Even companies reporting sustainability focus often provide fragmented data on water, emissions, discharges, PFAS, or labor conditions, making it hard to assess the full impact, according to organizations consulted in the report.


AI, energy, and the planet: the uncomfortable question

Since 2020, many tech firms have touted “net-zero” and sustainability goals.

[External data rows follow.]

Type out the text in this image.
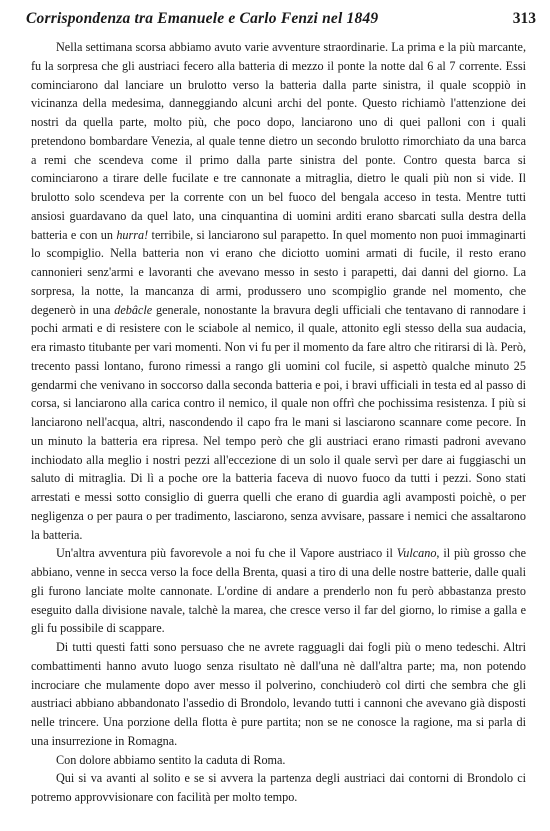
Corrispondenza tra Emanuele e Carlo Fenzi nel 1849	313

Nella settimana scorsa abbiamo avuto varie avventure straordinarie. La prima e la più marcante, fu la sorpresa che gli austriaci fecero alla batteria di mezzo il ponte la notte dal 6 al 7 corrente. Essi cominciarono dal lanciare un brulotto verso la batteria dalla parte sinistra, il quale scoppiò in vicinanza della medesima, danneggiando alcuni archi del ponte. Questo richiamò l'attenzione dei nostri da quella parte, molto più, che poco dopo, lanciarono uno di quei palloni con i quali pretendono bombardare Venezia, al quale tenne dietro un secondo brulotto rimorchiato da una barca a remi che scendeva come il primo dalla parte sinistra del ponte. Contro questa barca si cominciarono a tirare delle fucilate e tre cannonate a mitraglia, dietro le quali più non si vide. Il brulotto solo scendeva per la corrente con un bel fuoco del bengala acceso in testa. Mentre tutti ansiosi guardavano da quel lato, una cinquantina di uomini arditi erano sbarcati sulla destra della batteria e con un hurra! terribile, si lanciarono sul parapetto. In quel momento non puoi immaginarti lo scompiglio. Nella batteria non vi erano che diciotto uomini armati di fucile, il resto erano cannonieri senz'armi e lavoranti che avevano messo in sesto i parapetti, dai danni del giorno. La sorpresa, la notte, la mancanza di armi, produssero uno scompiglio grande nel momento, che degenerò in una debâcle generale, nonostante la bravura degli ufficiali che tentavano di rannodare i pochi armati e di resistere con le sciabole al nemico, il quale, attonito egli stesso della sua audacia, era rimasto titubante per vari momenti. Non vi fu per il momento da fare altro che ritirarsi di là. Però, trecento passi lontano, furono rimessi a rango gli uomini col fucile, si aspettò qualche minuto 25 gendarmi che venivano in soccorso dalla seconda batteria e poi, i bravi ufficiali in testa ed al passo di corsa, si lanciarono alla carica contro il nemico, il quale non offrì che pochissima resistenza. I più si lanciarono nell'acqua, altri, nascondendo il capo fra le mani si lasciarono scannare come pecore. In un minuto la batteria era ripresa. Nel tempo però che gli austriaci erano rimasti padroni avevano inchiodato alla meglio i nostri pezzi all'eccezione di un solo il quale servì per dare ai fuggiaschi un saluto di mitraglia. Di lì a poche ore la batteria faceva di nuovo fuoco da tutti i pezzi. Sono stati arrestati e messi sotto consiglio di guerra quelli che erano di guardia agli avamposti poichè, o per negligenza o per paura o per tradimento, lasciarono, senza avvisare, passare i nemici che assaltarono la batteria.

Un'altra avventura più favorevole a noi fu che il Vapore austriaco il Vulcano, il più grosso che abbiano, venne in secca verso la foce della Brenta, quasi a tiro di una delle nostre batterie, dalle quali gli furono lanciate molte cannonate. L'ordine di andare a prenderlo non fu però abbastanza presto eseguito dalla divisione navale, talchè la marea, che cresce verso il far del giorno, lo rimise a galla e gli fu possibile di scappare.

Di tutti questi fatti sono persuaso che ne avrete ragguagli dai fogli più o meno tedeschi. Altri combattimenti hanno avuto luogo senza risultato nè dall'una nè dall'altra parte; ma, non potendo incrociare che mulamente dopo aver messo il polverino, conchiuderò col dirti che sembra che gli austriaci abbiano abbandonato l'assedio di Brondolo, levando tutti i cannoni che avevano già disposti nelle trincere. Una porzione della flotta è pure partita; non se ne conosce la ragione, ma si parla di una insurrezione in Romagna.

Con dolore abbiamo sentito la caduta di Roma.

Qui si va avanti al solito e se si avvera la partenza degli austriaci dai contorni di Brondolo ci potremo approvvisionare con facilità per molto tempo.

But the rapid shift toward generative AI has put those plans under intense pressure: the same leaders who pledged to cut footprints are now competing to build the largest data centers.

The supposed goal of OpenAI reaching 250 GW by 2033 encapsulates this tension:

  • Achieving it would require reconfiguring large parts of the worldwide electrical infrastructure and building dozens of new mega-factories, with substantial water, energy, and chemical use.
  • Even with efficiency and recycling efforts — like those implemented by TSMC or Samsung — the rapid expansion only slows the growth of impacts, not stops it.
  • And OpenAI is not alone: other major AI players are pursuing similar massive computing goals.

While Silicon Valley CEOs calculate how many gigawatts and GPUs they need to “power” the next generation of models, the report’s deeper question remains: how much additional AI can the planet truly sustain?

The answer today isn’t found in any internal memo. It likely depends not only on technological capabilities but also on societal, regulatory, and community willingness to accept impacts on water, energy, health, and land.